Live Sync, Live Mesh, SkyDrive and why patience is a virtue

There has been some confusion recently about conflicting products and services coming out of the Windows Live group.  There’s a good explanation for the confusion but first to give some context.

Last week the FolderShare team both rebranded and launched a new version named Live Sync.  Here’s what Windows Live Sync is in a nutshell:

  • Live Sync is a released product (albeit beta)
  • Live Sync (FolderShare 2.0) will sync files across PC and Mac so you can get access to your important files on different machines. 
  • You can share files and folders with other people. 

Then there’s also SkyDrive too:

  • SkyDrive is a released service
  • SkyDrive gives you storage on the internet
  • SkyDrive allows you to share your files with other people

So let’s see how that compares to Live Mesh.  Here’s what Live Mesh is in a nutshell:

  • Live Mesh is a beta, Live Framework is in Technology Preview
  • Live Mesh will sync files across your Live Desktop (a desktop in the browser that points to your online storage), PC, Mac, Windows Mobile, and many other devices.
  • You can share files and folders with other people.
  • Live Mesh allows you to remotely control Windows PCs
  • Live Mesh is an app built on technology available in the Live Framework
  • Live Mesh has an App Catalog where developers will be able to release their apps
  • Live Mesh enables developers to create apps that work seamlessly online and offline
  • Live Mesh and Live Framework is useful for all kinds of developers; Web developers, windows developers, mobile developers, device developers.

Whilst there is definitely some cross-over with the three products and services above, hopefully it’s clear to see that there is one which stands out as a longer term platform play.  Place your bets.

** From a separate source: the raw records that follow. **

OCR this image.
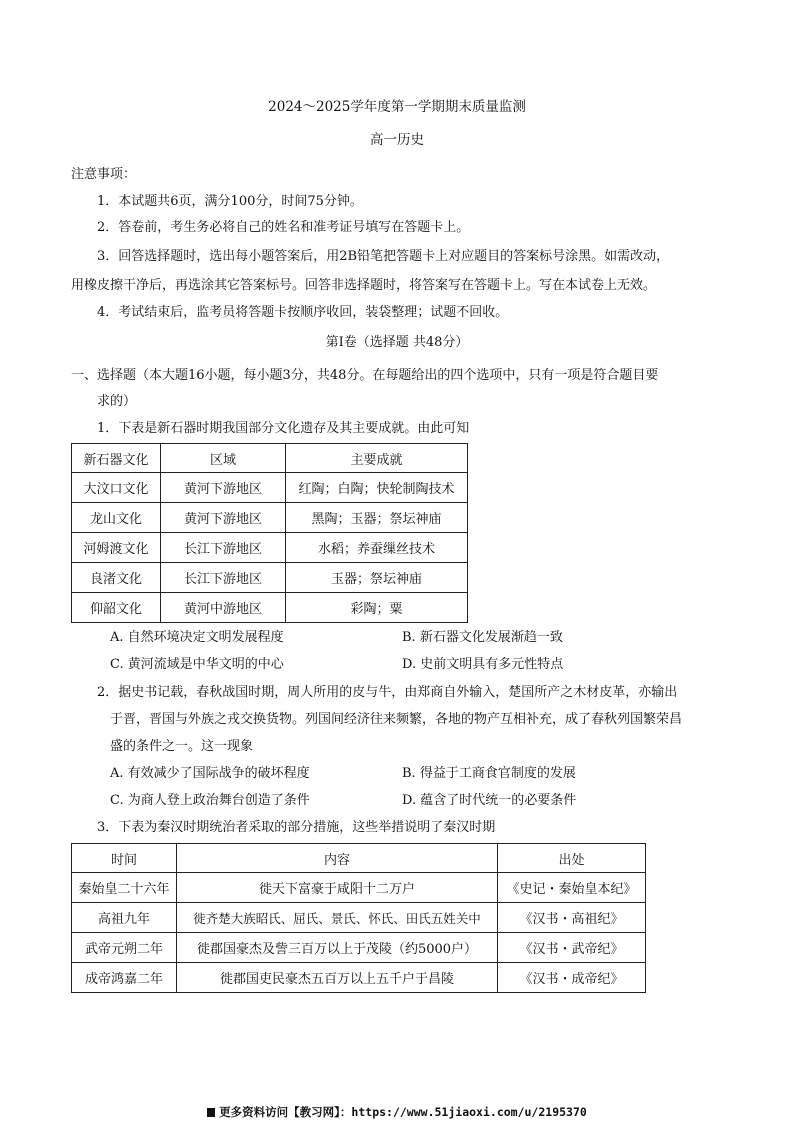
2024～2025学年度第一学期期末质量监测
高一历史
注意事项：
1．本试题共6页，满分100分，时间75分钟。
2．答卷前，考生务必将自己的姓名和准考证号填写在答题卡上。
3．回答选择题时，选出每小题答案后，用2B铅笔把答题卡上对应题目的答案标号涂黑。如需改动，
用橡皮擦干净后，再选涂其它答案标号。回答非选择题时，将答案写在答题卡上。写在本试卷上无效。
4．考试结束后，监考员将答题卡按顺序收回，装袋整理；试题不回收。
第Ⅰ卷（选择题 共48分）
一、选择题（本大题16小题，每小题3分，共48分。在每题给出的四个选项中，只有一项是符合题目要
求的）
1．下表是新石器时期我国部分文化遗存及其主要成就。由此可知
新石器文化	区域	主要成就
大汶口文化	黄河下游地区	红陶；白陶；快轮制陶技术
龙山文化	黄河下游地区	黑陶；玉器；祭坛神庙
河姆渡文化	长江下游地区	水稻；养蚕缫丝技术
良渚文化	长江下游地区	玉器；祭坛神庙
仰韶文化	黄河中游地区	彩陶；粟
A. 自然环境决定文明发展程度	B. 新石器文化发展渐趋一致
C. 黄河流域是中华文明的中心	D. 史前文明具有多元性特点
2．据史书记载，春秋战国时期，周人所用的皮与牛，由郑商自外输入，楚国所产之木材皮革，亦输出
于晋，晋国与外族之戎交换货物。列国间经济往来频繁，各地的物产互相补充，成了春秋列国繁荣昌
盛的条件之一。这一现象
A. 有效减少了国际战争的破坏程度	B. 得益于工商食官制度的发展
C. 为商人登上政治舞台创造了条件	D. 蕴含了时代统一的必要条件
3．下表为秦汉时期统治者采取的部分措施，这些举措说明了秦汉时期
时间	内容	出处
秦始皇二十六年	徙天下富豪于咸阳十二万户	《史记・秦始皇本纪》
高祖九年	徙齐楚大族昭氏、屈氏、景氏、怀氏、田氏五姓关中	《汉书・高祖纪》
武帝元朔二年	徙郡国豪杰及訾三百万以上于茂陵（约5000户）	《汉书・武帝纪》
成帝鸿嘉二年	徙郡国吏民豪杰五百万以上五千户于昌陵	《汉书・成帝纪》
更多资料访问【教习网】：https://www.51jiaoxi.com/u/2195370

Why are we even talking about this though?  Why the cross-over in functionality?  Well it’s due to the Ray Ozzie effect.  It’s a good thing though, only if you understand why it’s happening.  Over the past three years Ozzie has been trying to change the culture of the company to one where Microsoft behaves more like a startup.  In start-up mode, free from the politics and cross-team collaboration, Microsoft’s many product teams are able to innovate much faster, delivering more useful, game changing products and services. 

The drawback is that you lose some of the unification and convergence on a single product.  This problem is amplified now due to the nature of the “perpetual beta” where it’s socially acceptable to release test bits for an app or service.

The recent article on Wired that digs into the man that is Ozzie explains the whole thing very well.  David Treadwell who I work with on Live Services, talks about the transition from Gate’s joined up approach to Ozzie’s startup culture.

Ozzie spent a lot of time crafting a different kind of work environment at Microsoft. "He was very intentional about getting stuff done quickly, focusing on the end customer," Treadwell says. Previously, a big part of any development team at Microsoft was making sure its new product worked in lockstep with everything else the company produced. This "unification" criterion was something that Gates had always hammered on. But Ozzie saw that while that approach avoided annoying conflicts, it also tended to smother innovation in the cradle. "This philosophy of independent innovation—really making progress before you pursue serious integration, is something Ray pushed very strongly," Treadwell says. Ozzie's approach was to encourage people to rush ahead and build things. Then he'd have a team of what he calls the spacklers fill in the gaps and get things ready for release.

So in summary, we’ve got cross-over because our teams are innovating, trying out different ways of solving complex problems.  It’s all part of the plan.  There will be unification and convergence – bear with us, we appreciate your patience and we promise it will be worth it.